Com valor de R$ 2,887 trilhões, Brasil tem em 2025 maior arrecadação anual da série

A arrecadação de impostos e contribuições federais fechou 2025 em R$ 2,887 trilhões, informou a Receita Federal nesta quinta-feira. O montante representa alta de 3,75% na comparação com 2024, descontada a inflação do período. Segundo o órgão, é a maior arrecadação anual da série, iniciada em 2000.

O resultado de 2025 foi pouco maior do que a mediana da última pesquisa Projeções Broadcast, que indicava receitas de R$ 2,885 trilhões. As estimativas do mercado financeiro iam de R$ 2,876 bilhões a R$ 2,913 bilhões.

No relatório de divulgação, o Fisco destaca o crescimento real de 20,54% nas receitas com o IOF, que somaram R$ 86,477 bilhões.

“A arrecadação o período pode estar justificada, principalmente, pelas operações relativas à saída de moeda estrangeira, a crédito destinado a pessoas jurídicas e referentes a títulos ou valores mobiliários, sobretudo em decorrência de alterações legislativas”, diz o relatório, mencionando a alta das alíquotas do imposto.

A receita previdenciária cresceu 3,27% acima da inflação, para R$ 737,571 bilhões, puxada pela massa salarial e pelo desempenho do mercado de trabalho, além da reoneração escalonada da contribuição patronal dos municípios e da folha de pagamentos.

O IRRF de rendimentos do trabalho cresceu 5,75%, para R$ 235,396 bilhões, devido a ganhos nos rendimentos do trabalho assalariado (+5,86%) e das aposentadorias (+8,50%). O IRRF de rendimentos de capital aumentou 6,42%, para R$ 162,594 bilhões, principalmente por causa da alta de 23,67% com aplicações de renda fixa.

O IRRF de rendimentos no exterior cresceu 12,91%, para R$ 86,202 bilhões. O IRRF de outros rendimentos atingiu R$ 23,846 bilhões, uma alta de 8,17%. A arrecadação de Cofins aumentou 3,13%, para R$ 458,053 bilhões. A do PIS/Pasep aumentou 2,65%, para R$ 123,893 bilhões.

Dezembro

Segundo a Receita, a arrecadação de impostos e contribuições federais somou R$ 292,724 bilhões em dezembro. O montante ficou acima da mediana da pesquisa Projeções Broadcast, de R$ 290,10 bilhões. As estimativas do mercado iam de R$ 282,40 bilhões a R$ 320,0 bilhões. Em novembro, a arrecadação foi de R$ 226,753 bilhões.

O resultado de dezembro representa uma alta de 7,46% na comparação com o mesmo mês de 2024, descontada a inflação do período. Segundo a Receita, é o maior resultado para meses de dezembro desde 2000, já levando em conta a inflação.

O órgão destaca, entre os principais fatores positivos, o crescimento real de 26,72% na arrecadação com o IOF na comparação com dezembro de 2024. O montante atingiu R$ 8,669 bilhões em dezembro do ano passado.
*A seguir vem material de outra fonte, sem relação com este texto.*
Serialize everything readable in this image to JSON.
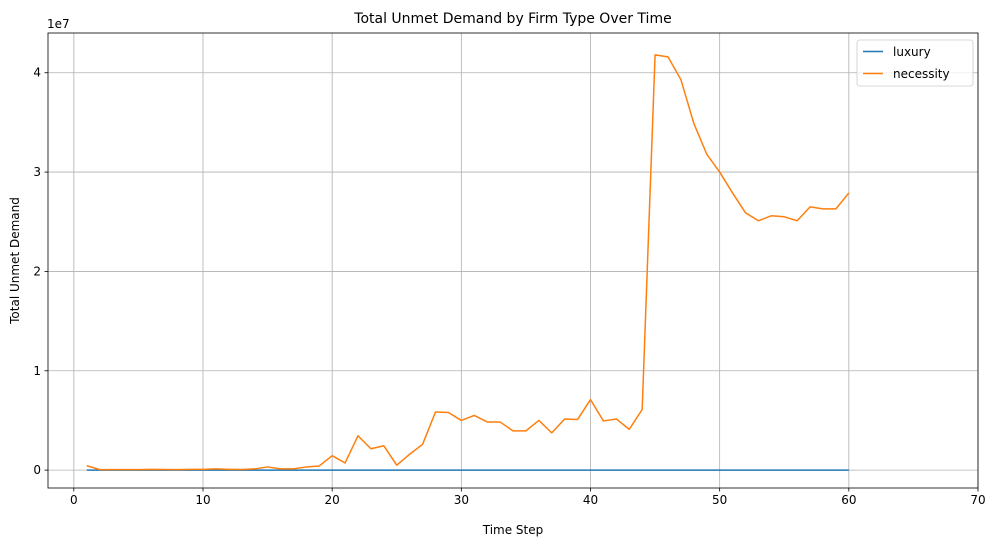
{
  "chart_data": {
    "type": "line",
    "title": "Total Unmet Demand by Firm Type Over Time",
    "xlabel": "Time Step",
    "ylabel": "Total Unmet Demand",
    "y_multiplier_label": "1e7",
    "xlim": [
      -2,
      70
    ],
    "ylim": [
      -1.8,
      44
    ],
    "x_ticks": [
      0,
      10,
      20,
      30,
      40,
      50,
      60,
      70
    ],
    "y_ticks": [
      0,
      1,
      2,
      3,
      4
    ],
    "grid": true,
    "legend_position": "top-right",
    "series": [
      {
        "name": "luxury",
        "color": "#1f77b4",
        "x": [
          1,
          2,
          3,
          4,
          5,
          6,
          7,
          8,
          9,
          10,
          11,
          12,
          13,
          14,
          15,
          16,
          17,
          18,
          19,
          20,
          21,
          22,
          23,
          24,
          25,
          26,
          27,
          28,
          29,
          30,
          31,
          32,
          33,
          34,
          35,
          36,
          37,
          38,
          39,
          40,
          41,
          42,
          43,
          44,
          45,
          46,
          47,
          48,
          49,
          50,
          51,
          52,
          53,
          54,
          55,
          56,
          57,
          58,
          59,
          60
        ],
        "values": [
          0,
          0,
          0,
          0,
          0,
          0,
          0,
          0,
          0,
          0,
          0,
          0,
          0,
          0,
          0,
          0,
          0,
          0,
          0,
          0,
          0,
          0,
          0,
          0,
          0,
          0,
          0,
          0,
          0,
          0,
          0,
          0,
          0,
          0,
          0,
          0,
          0,
          0,
          0,
          0,
          0,
          0,
          0,
          0,
          0,
          0,
          0,
          0,
          0,
          0,
          0,
          0,
          0,
          0,
          0,
          0,
          0,
          0,
          0,
          0
        ]
      },
      {
        "name": "necessity",
        "color": "#ff7f0e",
        "x": [
          1,
          2,
          3,
          4,
          5,
          6,
          7,
          8,
          9,
          10,
          11,
          12,
          13,
          14,
          15,
          16,
          17,
          18,
          19,
          20,
          21,
          22,
          23,
          24,
          25,
          26,
          27,
          28,
          29,
          30,
          31,
          32,
          33,
          34,
          35,
          36,
          37,
          38,
          39,
          40,
          41,
          42,
          43,
          44,
          45,
          46,
          47,
          48,
          49,
          50,
          51,
          52,
          53,
          54,
          55,
          56,
          57,
          58,
          59,
          60
        ],
        "values": [
          0.45,
          0.05,
          0.05,
          0.05,
          0.05,
          0.08,
          0.06,
          0.05,
          0.08,
          0.08,
          0.12,
          0.08,
          0.06,
          0.12,
          0.32,
          0.13,
          0.13,
          0.32,
          0.42,
          1.45,
          0.72,
          3.45,
          2.15,
          2.45,
          0.5,
          1.6,
          2.6,
          5.85,
          5.8,
          5.0,
          5.5,
          4.85,
          4.85,
          3.95,
          3.95,
          5.0,
          3.75,
          5.15,
          5.1,
          7.1,
          4.95,
          5.15,
          4.1,
          6.1,
          41.8,
          41.6,
          39.3,
          34.9,
          31.8,
          30.0,
          27.9,
          25.9,
          25.1,
          25.6,
          25.5,
          25.1,
          26.5,
          26.3,
          26.3,
          27.9
        ]
      }
    ]
  }
}
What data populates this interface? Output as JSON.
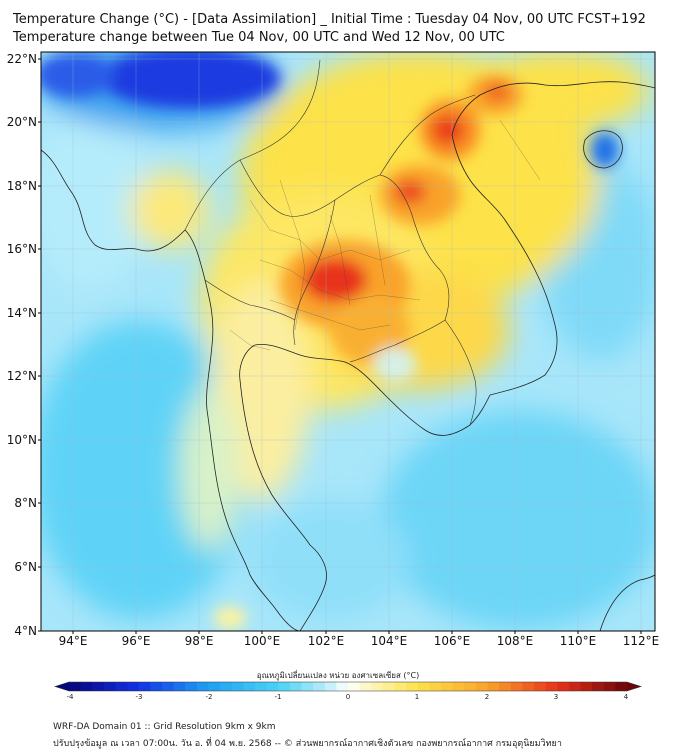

Segundo a Receita, o resultado reflete a alta das alíquotas do imposto, que foi determinada pelo governo em meados deste ano.

“A arrecadação do período pode ser justificada, principalmente, pelas operações relativas à saída de moeda estrangeira, pelas operações de crédito destinadas a pessoas jurídicas e referentes a títulos e valores mobiliários decorrentes de alterações na legislação”, diz o órgão.

A receita previdenciária teve alta real interanual de 4,45%, para R$ 93,501 bilhões, atribuída pela Receita ao crescimento de 5,36% da massa salarial. O montante de compensações tributárias com débitos de receita previdenciária aumentou 13,74%. A reoneração escalonada da contribuição patronal dos municípios e da folha de pagamentos também contribuiu, segundo o órgão.

A arrecadação com PIS/Pasep e Cofins totalizou R$ 10,724 bilhões no mês passado, alta real de 3,43% na comparação com dezembro de 2024. O resultado decorre da queda de 0,34% no volume de vendas e do aumento de 2,52% no volume de serviços, também ao crescimento da arrecadação das empresas em geral, das entidades financeiras e da redução na arrecadação relativa à importação.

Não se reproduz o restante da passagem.